如果你依旧相信网上那些“volatile不支持原子性”的文章，那么我再甩一点证据：

1.JLS6，即Java6语言规范中对long、double读写非原子性的讲解：

章节：8.4 Nonatomic Treatment of double and long Variables
地址：VM Spec Threads and Locks (oracle.com)

8.4 Nonatomic Treatment of double and long Variables
If a double or long variable is not declared volatile, then for the purposes of load, store, read, and write operations it is treated as if it were two variables of 32 bits each; wherever the rules require one of these operations, two such operations are performed, one for each 32-bit half. The manner in which the 64 bits of a double or long variable are encoded into two 32-bit quantities and the order of the operations on the halves of the variables are not defined by The Java Language Specification.

This matters only because a read or write of a double or long variable may be handled by an actual main memory as two 32-bit read or write operations that may be separated in time, with other operations coming between them. Consequently, if two threads concurrently assign distinct values to the same shared non-volatile double or long variable, a subsequent use of that variable may obtain a value that is not equal to either of the assigned values, but rather some implementation-dependent mixture of the two values.

An implementation is free to implement load, store, read, and write operations for double and long values as atomic 64-bit operations; in fact, this is strongly encouraged.
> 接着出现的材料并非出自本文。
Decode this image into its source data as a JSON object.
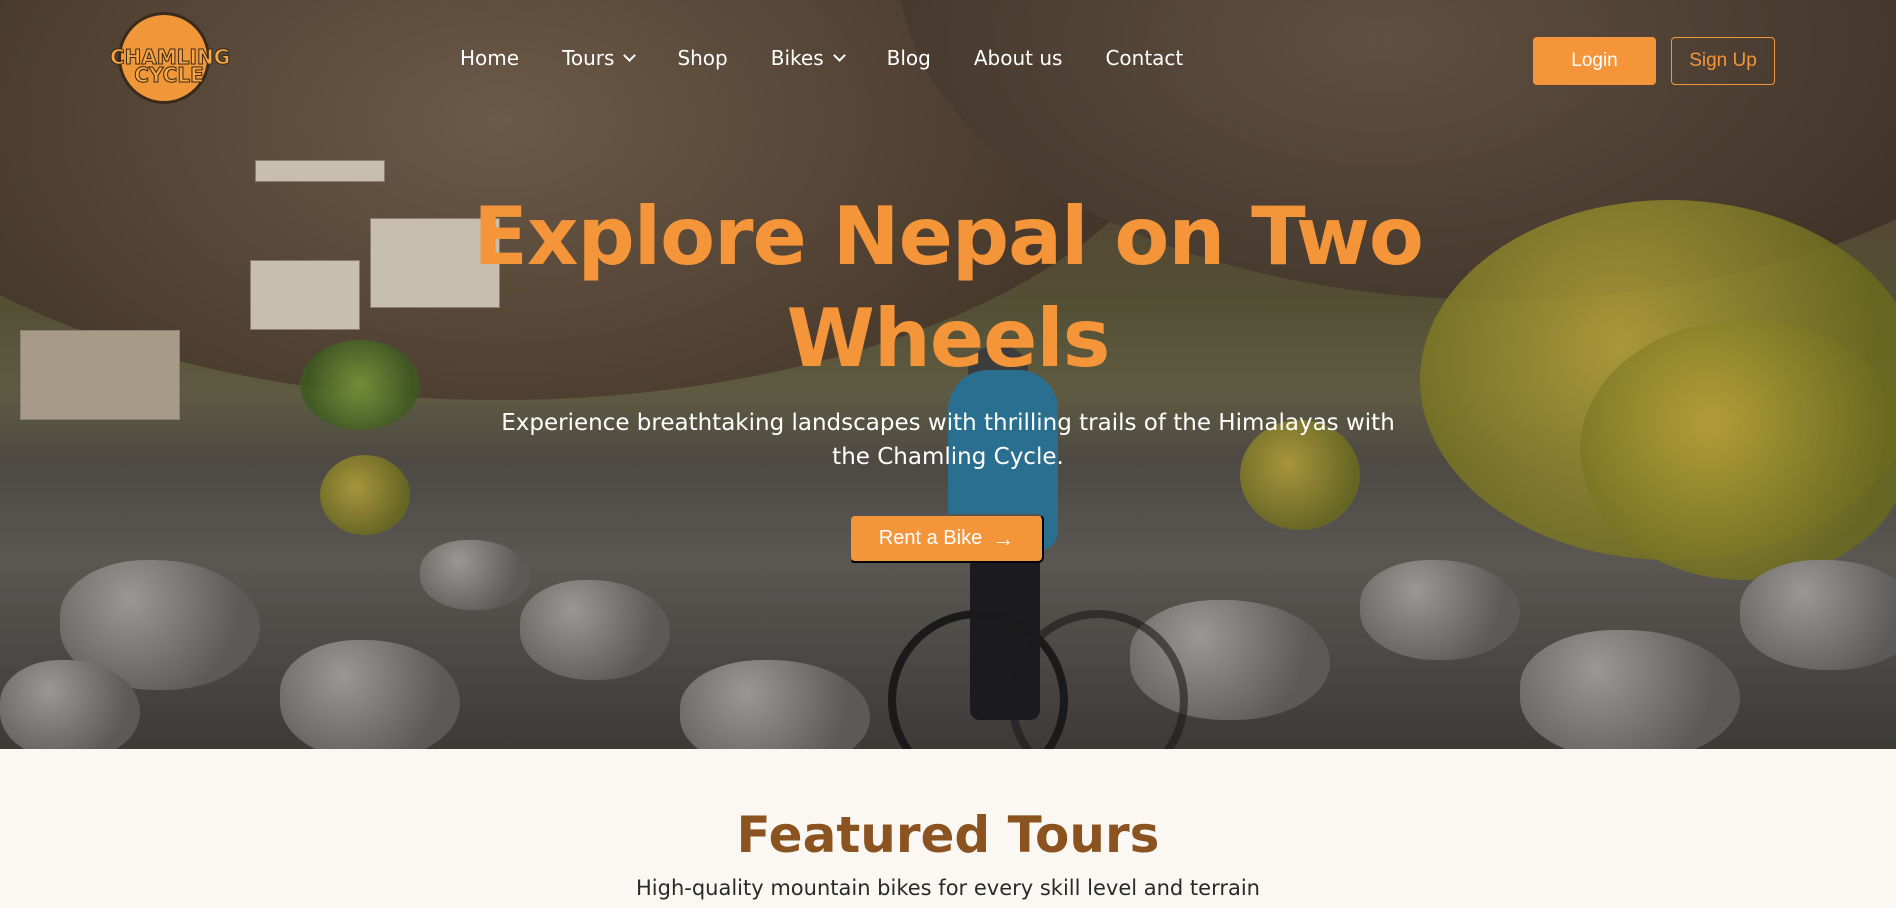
{
  "brand": {
    "line1": "CHAMLING",
    "line2": "CYCLE"
  },
  "nav": {
    "items": [
      {
        "label": "Home",
        "dropdown": false
      },
      {
        "label": "Tours",
        "dropdown": true
      },
      {
        "label": "Shop",
        "dropdown": false
      },
      {
        "label": "Bikes",
        "dropdown": true
      },
      {
        "label": "Blog",
        "dropdown": false
      },
      {
        "label": "About us",
        "dropdown": false
      },
      {
        "label": "Contact",
        "dropdown": false
      }
    ]
  },
  "auth": {
    "login_label": "Login",
    "signup_label": "Sign Up"
  },
  "hero": {
    "title_line1": "Explore Nepal on Two",
    "title_line2": "Wheels",
    "subtitle": "Experience breathtaking landscapes with thrilling trails of the Himalayas with the Chamling Cycle.",
    "cta_label": "Rent a Bike",
    "cta_icon": "arrow-right-icon"
  },
  "featured": {
    "title": "Featured Tours",
    "subtitle": "High-quality mountain bikes for every skill level and terrain"
  },
  "colors": {
    "accent": "#f5953a",
    "heading_brown": "#8a5320",
    "page_bg": "#fbf8f4"
  }
}
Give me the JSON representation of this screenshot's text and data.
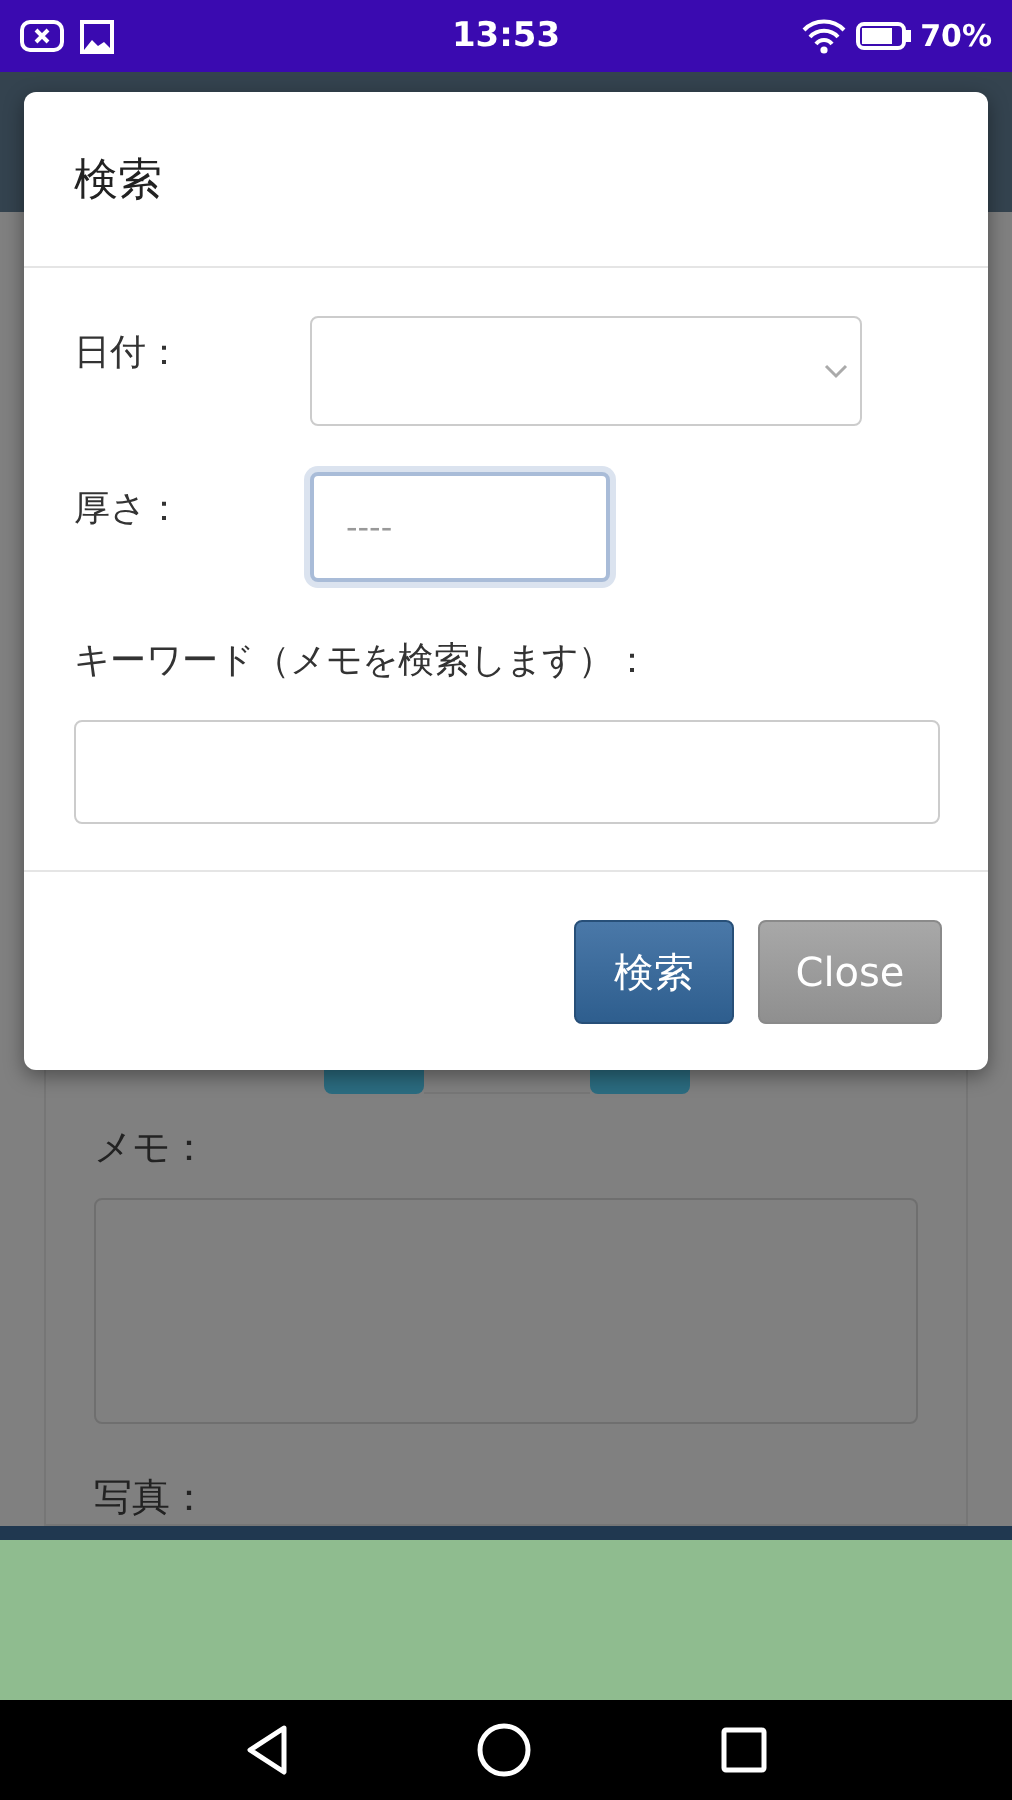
{
  "status_bar": {
    "time": "13:53",
    "battery": "70%"
  },
  "background": {
    "memo_label": "メモ：",
    "photo_label": "写真："
  },
  "modal": {
    "title": "検索",
    "fields": [
      {
        "label": "日付：",
        "kind": "select",
        "focused": false
      },
      {
        "label": "厚さ：",
        "kind": "text",
        "placeholder": "----",
        "focused": true
      },
      {
        "label": "キーワード（メモを検索します）：",
        "kind": "wide",
        "focused": false
      }
    ],
    "buttons": [
      {
        "label": "検索",
        "kind": "primary"
      },
      {
        "label": "Close",
        "kind": "secondary"
      }
    ]
  }
}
The model divides them into 32-bit halves for the sake of currently popular microprocessors that fail to provide efficient atomic memory transactions on 64-bit quantities. It would have been simpler for the Java virtual machine to define all memory transactions on single variables as atomic; this more complex definition is a pragmatic concession to current hardware practice. In the future this concession may be eliminated. Meanwhile, programmers are cautioned to explicitly synchronize access to shared double and long variables.

2.stockoverflow上对该问题的复现代码：java - long and double assignments are not atomic - How does it matter? - Stack Overflow

3.知乎上的一些问答：(1 封私信 / 70 条消息) 64位JVM的long和double读写也不是原子操作么？ - 知乎 (zhihu.com)

理解了lock前缀指令支持单操作原子性后，再来看看怎么实现单操作原子性的。

b.实现单操作原子性
intel CPU手册《卷二：指令集》中的介绍：

Beginning with the P6 family processors, when the LOCK prefix is prefixed to an instruction and the memory area being accessed is cached internally in the processor, the LOCK# signal is generally not asserted. Instead, only the processor’s cache is locked. Here, the processor's cache coherency mechanism ensures that the operation is carried out atomically with regards to memory. See “Effects of a Locked Operation on Internal Processor Caches” in Chapter 8 of Intel® 64 and IA-32 Architectures Software Developer’s Manual, Volume 3A, the for more information on locking of caches.

Intel CPU手册《卷三：系统编程》中的分析：

For the Intel486 and Pentium processors, the LOCK# signal is always asserted on the bus during a LOCK operation, even if the area of memory being locked is cached in the processor.
For the P6 and more recent processor families, if the area of memory being locked during a LOCK operation is cached in the processor that is performing the LOCK operation as write-back memory and is completely contained in a cache line, the processor may not assert the LOCK# signal on the bus. Instead, it will modify the memory location internally and allow it’s cache coherency mechanism to ensure that the operation is carried out atomically. This operation is called “cache locking.” The cache coherency mechanism automatically prevents two or more processors that have cached the same area of memory from simultaneously modifying data in that area.

锁总线是怎么做到的？

你回看一下《Intel lock前缀指令》中《微机原理》介绍CPU lock引脚的部分，lock前缀指令的执行会向CPU lock引脚发送LT信号（水平触发信号），低电平有效，也就是在lock前缀指令修饰的指令执行期间都会拉低CPU lock引脚的电平，直到lock前缀指令修饰的指令执行完才会撤销。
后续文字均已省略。